Tuesday, April 10, 2018

How To Survive Gaslighting: When Manipulation Erases Your Reality

An important article. ― Molly
 


Ariel Leve offers strategies to stay resilient in the face of psychological abuse that distorts the truth – much like what’s coming from Trump’s administration


Right now, many Americans listening to their president are experiencing what I experienced frequently a child. Nothing means anything, and reality is being canceled. There is confusion, there is chaos, everything is upside down and inside out. When facts and truth are being discredited, how is it possible to know what to believe, especially when it comes from someone we expect to embody both ethics and etiquette?

It’s obvious to those already initiated. To those new to the phenomena: the president and the current administration are gaslighting us. It’s a term we are hearing a lot of right now.

The term “gaslighting” refers to when someone manipulates you into questioning and second-guessing your reality. It derives from a 1944 movie – and the play and another film that preceded it – in which this happens to the heroine. What perhaps people don’t understand is how to manage and cope with it. For me, all it’s very familiar. I know this behavior well and I know how to navigate it.

As a child, I was experiencing a world where there was no emotional safety while being consistently told that I had a beautiful and happy childhood and that I was ungrateful. What was I complaining about? Yet what I was exposed to caused me to feel unsafe. And those feelings had a verifiable origin. Whether it was witnessing violent arguments or being on the receiving end of inappropriate behavior, when I confronted my mother with the truth, it was denied; my reality was disavowed and asserting it would only instigate conflict.
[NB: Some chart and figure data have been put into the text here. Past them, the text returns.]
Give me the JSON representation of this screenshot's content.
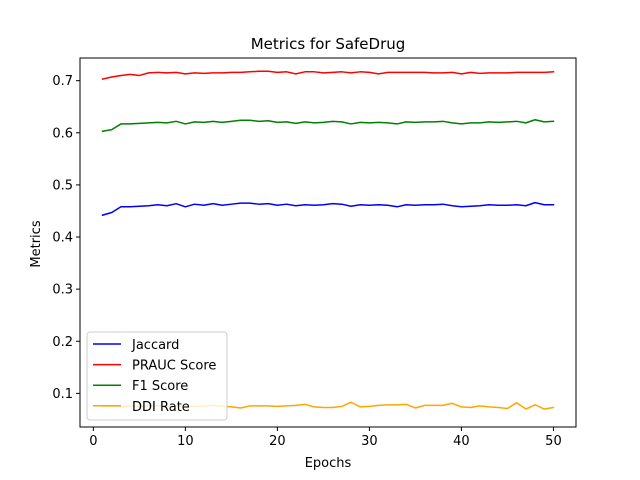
{
  "chart_data": {
    "type": "line",
    "title": "Metrics for SafeDrug",
    "xlabel": "Epochs",
    "ylabel": "Metrics",
    "xlim": [
      -1.45,
      52.45
    ],
    "ylim": [
      0.0355,
      0.7435
    ],
    "xticks": [
      0,
      10,
      20,
      30,
      40,
      50
    ],
    "yticks": [
      0.1,
      0.2,
      0.3,
      0.4,
      0.5,
      0.6,
      0.7
    ],
    "xtick_labels": [
      "0",
      "10",
      "20",
      "30",
      "40",
      "50"
    ],
    "ytick_labels": [
      "0.1",
      "0.2",
      "0.3",
      "0.4",
      "0.5",
      "0.6",
      "0.7"
    ],
    "grid": false,
    "legend_position": "lower-left",
    "x": [
      1,
      2,
      3,
      4,
      5,
      6,
      7,
      8,
      9,
      10,
      11,
      12,
      13,
      14,
      15,
      16,
      17,
      18,
      19,
      20,
      21,
      22,
      23,
      24,
      25,
      26,
      27,
      28,
      29,
      30,
      31,
      32,
      33,
      34,
      35,
      36,
      37,
      38,
      39,
      40,
      41,
      42,
      43,
      44,
      45,
      46,
      47,
      48,
      49,
      50
    ],
    "series": [
      {
        "name": "Jaccard",
        "color": "#0000ff",
        "values": [
          0.442,
          0.447,
          0.458,
          0.458,
          0.459,
          0.46,
          0.462,
          0.46,
          0.464,
          0.458,
          0.463,
          0.461,
          0.464,
          0.461,
          0.463,
          0.465,
          0.465,
          0.463,
          0.464,
          0.461,
          0.463,
          0.46,
          0.462,
          0.461,
          0.462,
          0.464,
          0.463,
          0.459,
          0.462,
          0.461,
          0.462,
          0.461,
          0.458,
          0.462,
          0.461,
          0.462,
          0.462,
          0.463,
          0.46,
          0.458,
          0.459,
          0.46,
          0.462,
          0.461,
          0.461,
          0.462,
          0.46,
          0.466,
          0.462,
          0.462
        ]
      },
      {
        "name": "PRAUC Score",
        "color": "#ff0000",
        "values": [
          0.703,
          0.707,
          0.71,
          0.712,
          0.71,
          0.715,
          0.716,
          0.715,
          0.716,
          0.713,
          0.715,
          0.714,
          0.715,
          0.715,
          0.716,
          0.716,
          0.717,
          0.718,
          0.718,
          0.716,
          0.717,
          0.713,
          0.717,
          0.717,
          0.715,
          0.716,
          0.717,
          0.715,
          0.717,
          0.716,
          0.713,
          0.716,
          0.716,
          0.716,
          0.716,
          0.716,
          0.715,
          0.715,
          0.716,
          0.713,
          0.716,
          0.714,
          0.715,
          0.715,
          0.715,
          0.716,
          0.716,
          0.716,
          0.716,
          0.717
        ]
      },
      {
        "name": "F1 Score",
        "color": "#008000",
        "values": [
          0.603,
          0.606,
          0.617,
          0.617,
          0.618,
          0.619,
          0.62,
          0.619,
          0.622,
          0.617,
          0.621,
          0.62,
          0.622,
          0.62,
          0.622,
          0.624,
          0.624,
          0.622,
          0.623,
          0.62,
          0.621,
          0.618,
          0.621,
          0.619,
          0.62,
          0.622,
          0.621,
          0.617,
          0.62,
          0.619,
          0.62,
          0.619,
          0.617,
          0.621,
          0.62,
          0.621,
          0.621,
          0.622,
          0.619,
          0.617,
          0.619,
          0.619,
          0.621,
          0.62,
          0.621,
          0.622,
          0.619,
          0.625,
          0.621,
          0.622
        ]
      },
      {
        "name": "DDI Rate",
        "color": "#ffa500",
        "values": [
          0.075,
          0.075,
          0.074,
          0.076,
          0.074,
          0.076,
          0.076,
          0.075,
          0.076,
          0.075,
          0.075,
          0.075,
          0.077,
          0.075,
          0.074,
          0.072,
          0.076,
          0.076,
          0.076,
          0.075,
          0.076,
          0.077,
          0.079,
          0.074,
          0.073,
          0.073,
          0.075,
          0.083,
          0.074,
          0.075,
          0.077,
          0.078,
          0.078,
          0.079,
          0.072,
          0.077,
          0.077,
          0.077,
          0.081,
          0.074,
          0.073,
          0.076,
          0.074,
          0.073,
          0.071,
          0.082,
          0.07,
          0.078,
          0.07,
          0.073
        ]
      }
    ]
  }
}
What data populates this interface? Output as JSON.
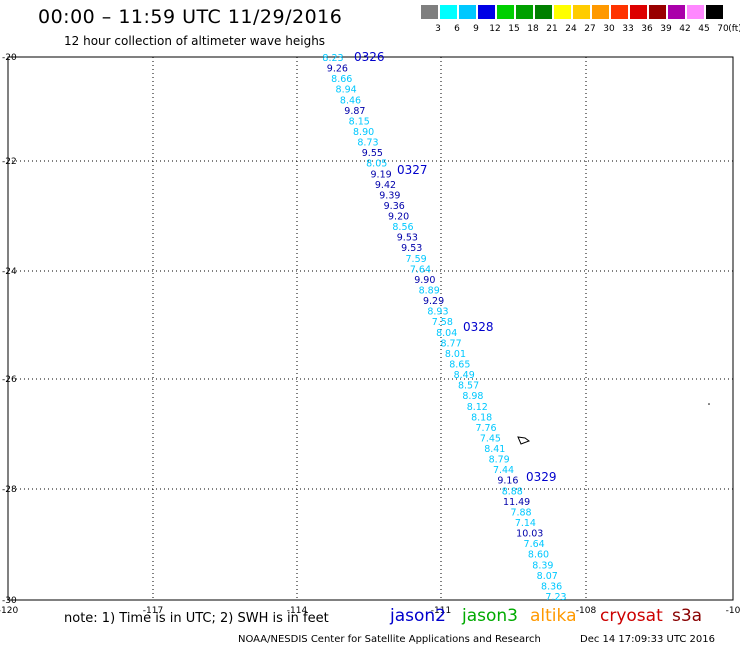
{
  "title": "00:00 – 11:59 UTC 11/29/2016",
  "subtitle": "12 hour collection of altimeter wave heighs",
  "legend": {
    "labels": [
      "3",
      "6",
      "9",
      "12",
      "15",
      "18",
      "21",
      "24",
      "27",
      "30",
      "33",
      "36",
      "39",
      "42",
      "45",
      "70"
    ],
    "unit": "(ft)",
    "colors": [
      "#7f7f7f",
      "#00ffff",
      "#00c8ff",
      "#0000e6",
      "#00d000",
      "#00a000",
      "#008000",
      "#ffff00",
      "#ffcc00",
      "#ff9900",
      "#ff3300",
      "#dd0000",
      "#990000",
      "#aa00aa",
      "#ff88ff",
      "#000000"
    ]
  },
  "axes": {
    "lon_labels": [
      "-120",
      "-117",
      "-114",
      "-111",
      "-108",
      "-10"
    ],
    "lat_labels": [
      "-20",
      "-22",
      "-24",
      "-26",
      "-28",
      "-30"
    ]
  },
  "track": {
    "points": [
      {
        "v": "8.23",
        "c": "#00c8ff"
      },
      {
        "v": "9.26",
        "c": "#0000aa"
      },
      {
        "v": "8.66",
        "c": "#00c8ff"
      },
      {
        "v": "8.94",
        "c": "#00c8ff"
      },
      {
        "v": "8.46",
        "c": "#00c8ff"
      },
      {
        "v": "9.87",
        "c": "#0000aa"
      },
      {
        "v": "8.15",
        "c": "#00c8ff"
      },
      {
        "v": "8.90",
        "c": "#00c8ff"
      },
      {
        "v": "8.73",
        "c": "#00c8ff"
      },
      {
        "v": "9.55",
        "c": "#0000aa"
      },
      {
        "v": "8.05",
        "c": "#00c8ff"
      },
      {
        "v": "9.19",
        "c": "#0000aa"
      },
      {
        "v": "9.42",
        "c": "#0000aa"
      },
      {
        "v": "9.39",
        "c": "#0000aa"
      },
      {
        "v": "9.36",
        "c": "#0000aa"
      },
      {
        "v": "9.20",
        "c": "#0000aa"
      },
      {
        "v": "8.56",
        "c": "#00c8ff"
      },
      {
        "v": "9.53",
        "c": "#0000aa"
      },
      {
        "v": "9.53",
        "c": "#0000aa"
      },
      {
        "v": "7.59",
        "c": "#00c8ff"
      },
      {
        "v": "7.64",
        "c": "#00c8ff"
      },
      {
        "v": "9.90",
        "c": "#0000aa"
      },
      {
        "v": "8.89",
        "c": "#00c8ff"
      },
      {
        "v": "9.29",
        "c": "#0000aa"
      },
      {
        "v": "8.93",
        "c": "#00c8ff"
      },
      {
        "v": "7.58",
        "c": "#00c8ff"
      },
      {
        "v": "8.04",
        "c": "#00c8ff"
      },
      {
        "v": "8.77",
        "c": "#00c8ff"
      },
      {
        "v": "8.01",
        "c": "#00c8ff"
      },
      {
        "v": "8.65",
        "c": "#00c8ff"
      },
      {
        "v": "8.49",
        "c": "#00c8ff"
      },
      {
        "v": "8.57",
        "c": "#00c8ff"
      },
      {
        "v": "8.98",
        "c": "#00c8ff"
      },
      {
        "v": "8.12",
        "c": "#00c8ff"
      },
      {
        "v": "8.18",
        "c": "#00c8ff"
      },
      {
        "v": "7.76",
        "c": "#00c8ff"
      },
      {
        "v": "7.45",
        "c": "#00c8ff"
      },
      {
        "v": "8.41",
        "c": "#00c8ff"
      },
      {
        "v": "8.79",
        "c": "#00c8ff"
      },
      {
        "v": "7.44",
        "c": "#00c8ff"
      },
      {
        "v": "9.16",
        "c": "#0000aa"
      },
      {
        "v": "8.88",
        "c": "#00c8ff"
      },
      {
        "v": "11.49",
        "c": "#0000aa"
      },
      {
        "v": "7.88",
        "c": "#00c8ff"
      },
      {
        "v": "7.14",
        "c": "#00c8ff"
      },
      {
        "v": "10.03",
        "c": "#0000aa"
      },
      {
        "v": "7.64",
        "c": "#00c8ff"
      },
      {
        "v": "8.60",
        "c": "#00c8ff"
      },
      {
        "v": "8.39",
        "c": "#00c8ff"
      },
      {
        "v": "8.07",
        "c": "#00c8ff"
      },
      {
        "v": "8.36",
        "c": "#00c8ff"
      },
      {
        "v": "7.23",
        "c": "#00c8ff"
      }
    ],
    "times": [
      "0326",
      "0327",
      "0328",
      "0329"
    ]
  },
  "note": "note: 1) Time is in UTC; 2) SWH is in feet",
  "satellites": [
    {
      "name": "jason2",
      "color": "#0000cc"
    },
    {
      "name": "jason3",
      "color": "#00aa00"
    },
    {
      "name": "altika",
      "color": "#ff9900"
    },
    {
      "name": "cryosat",
      "color": "#cc0000"
    },
    {
      "name": "s3a",
      "color": "#880000"
    }
  ],
  "credit": "NOAA/NESDIS Center for Satellite Applications and Research",
  "timestamp": "Dec 14 17:09:33 UTC 2016"
}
I was told that what I saw with my own eyes hadn’t happened. 

When I would confront my mother with things that she had said, or things that she had done, she would say I was making it up, that it was a lie. When I confronted her with facts, they were batted away. So it wasn’t just that my reality was canceled, but that my perception of reality was overwritten. 
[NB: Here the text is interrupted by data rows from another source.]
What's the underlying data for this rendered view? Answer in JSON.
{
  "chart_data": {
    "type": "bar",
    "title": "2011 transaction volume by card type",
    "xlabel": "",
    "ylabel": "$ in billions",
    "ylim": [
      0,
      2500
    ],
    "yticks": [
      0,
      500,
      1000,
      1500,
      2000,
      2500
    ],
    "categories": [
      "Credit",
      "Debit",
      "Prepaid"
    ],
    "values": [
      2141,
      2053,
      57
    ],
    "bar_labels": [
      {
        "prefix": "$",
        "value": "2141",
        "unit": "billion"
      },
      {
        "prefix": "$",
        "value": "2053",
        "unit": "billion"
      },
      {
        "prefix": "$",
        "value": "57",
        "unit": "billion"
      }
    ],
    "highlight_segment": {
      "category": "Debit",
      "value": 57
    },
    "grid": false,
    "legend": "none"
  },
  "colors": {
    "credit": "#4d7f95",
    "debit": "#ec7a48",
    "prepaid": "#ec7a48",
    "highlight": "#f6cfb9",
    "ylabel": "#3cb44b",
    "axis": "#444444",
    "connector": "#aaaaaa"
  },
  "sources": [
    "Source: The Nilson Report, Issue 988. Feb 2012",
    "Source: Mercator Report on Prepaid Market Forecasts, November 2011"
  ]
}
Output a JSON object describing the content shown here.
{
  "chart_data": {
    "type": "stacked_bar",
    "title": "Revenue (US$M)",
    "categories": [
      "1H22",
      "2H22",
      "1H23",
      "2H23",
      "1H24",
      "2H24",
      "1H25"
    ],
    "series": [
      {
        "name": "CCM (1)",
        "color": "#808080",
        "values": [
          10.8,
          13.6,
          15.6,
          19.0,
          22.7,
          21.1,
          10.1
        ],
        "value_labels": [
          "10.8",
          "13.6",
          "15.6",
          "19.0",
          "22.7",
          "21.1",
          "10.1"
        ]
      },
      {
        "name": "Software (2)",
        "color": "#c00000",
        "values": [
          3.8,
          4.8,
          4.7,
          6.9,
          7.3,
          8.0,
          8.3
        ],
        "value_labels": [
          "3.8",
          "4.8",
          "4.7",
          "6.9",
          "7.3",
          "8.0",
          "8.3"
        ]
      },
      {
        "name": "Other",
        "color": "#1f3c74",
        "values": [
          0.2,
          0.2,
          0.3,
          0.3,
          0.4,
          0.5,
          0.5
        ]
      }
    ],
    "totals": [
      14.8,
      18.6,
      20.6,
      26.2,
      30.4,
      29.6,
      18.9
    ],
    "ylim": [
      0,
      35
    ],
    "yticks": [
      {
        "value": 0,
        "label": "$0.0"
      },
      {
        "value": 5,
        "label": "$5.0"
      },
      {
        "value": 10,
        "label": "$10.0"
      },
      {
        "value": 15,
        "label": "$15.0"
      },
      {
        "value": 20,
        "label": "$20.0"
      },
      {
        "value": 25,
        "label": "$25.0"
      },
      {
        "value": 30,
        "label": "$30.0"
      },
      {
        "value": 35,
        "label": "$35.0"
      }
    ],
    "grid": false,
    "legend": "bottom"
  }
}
As I wrote in my memoir, An Abbreviated Life, it wasn’t the loudest and scariest explosions that caused the most damage. It wasn’t the physical violence or the verbal abuse or the lack of boundaries and inappropriate behavior. What did the real damage was the denial that these incidents ever occurred. 

The erasure of the abuse was worse than the abuse. 

When I was in my mid-30s, I had an encounter with someone who recognized me from when I was a child. “Are you so-and-so’s daughter?” he asked. I nodded. He had been a guest at one of my mother’s parties. After I left, he said: “I had always wondered how that little girl would survive. I had thought her only choices were suicide or murder.” 

When I was told he said this, I felt validation. And that line stayed with me for many reasons. This outsider observed what I was living through, and having him as a witness confirmed what I knew. 

One of the most insidious things about gaslighting is the denial of reality. Being denied what you have seen. Being denied what you have experienced and know to be true. It can make you feel like you are crazy. But you are not crazy.